I had given up so much. I had done everything short of laying down my life, and yet, no matter how fervently I prayed, no matter how hard I tried, no matter how much I sacrificed, there was nothing I could do to undo the damage that was already done.

The fact of the matter is, there is no amount of love you can give to another human being to take away pain already inflicted upon them.

Doesn’t that literally go against the job description of motherhood? To kiss the booboos away. To hug our children and make everything all better. What a world-class mission impossible role! And this awareness, as I witnessed it firsthand, crushed my soul.

Here I am, a decade later. We have come so far, my boys and me. And yet, I unsuspectingly came across this parenting quote online and it felt like the dagger that I didn’t realize was still piercing my gut was being twisted all over again reminding me of its presence.

 

“Parents need to fill a child’s self-esteem bucket so high that the rest of the world can’t poke enough holes to drain it dry.” ~ Dr Alvin Price

 

At this point, you may be wondering who Alvin Price is. I sure was. By furthering my online search, I learned that he is the author of the book, Discipline 101 Alternatives to Nagging, Spanking and Yelling. If you can’t tell by the main title that the book is a little dated (or if the child on the cover didn’t give it away with his early 80’s haircut and attire), the subtitle sure will, Ways to STOP HURTING Your Kids and START HELPING Them! Those caps do not reflect emphasis from me. This is how the title of the book is written.

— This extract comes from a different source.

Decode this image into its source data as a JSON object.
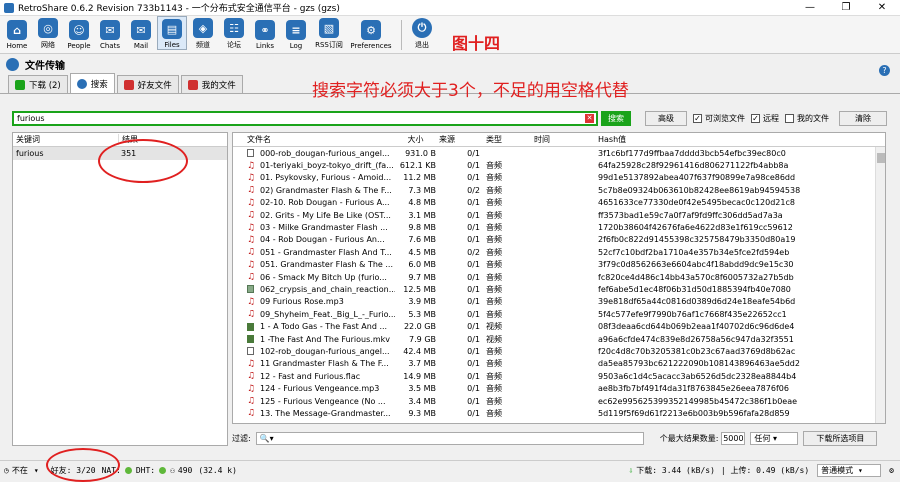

Ouch! Let’s take a minute to regroup. Breathe with me: one- two- deep- four- hold! And release- two- three- four…

After reading the reviews on Goodreads, readers found that the book offers good advice on effective parenting techniques. If you care—or dare to give it a read, Dr Price along with co-author, Jay A. Parry, offer methods based on love. They could’ve just used some sensitivity training when deciding on the title.

With this said, the way his quote hit me seems to make a little more sense.

I absolutely agree with the philosophy that parents should use so much love in their language that it figuratively overflows their children’s self-esteem buckets. But just as it is important for parents to set realistic expectations for their children, they also need to set realistic expectations for themselves and their ability to shield their children from mental and emotional hurt inflicted from others. It is impossible to fill up their buckets to the point of rendering them invincible in that regard.

And for all of you moms faced with the heartbreaking and daunting challenges of picking up the pieces of your child’s suffering due to any sort of abuse or neglect from their other parent, I feel your plight.

Give yourself grace. Accept that you are not the almighty powerful. Your power lies in supporting your children on their healing journey. Having faith in their individual power and ability to heal themselves empowers them.

The law may not be on your side, but God is, and so am I and the countless other moms in the same boat. So, believe that You Are Enough and hug them through all their sadness. Kiss all their emotional and mental booboos. Be mindful in choosing your own loving words so that you can do all you can to promote a mindset of ‘being enough’ within them, too.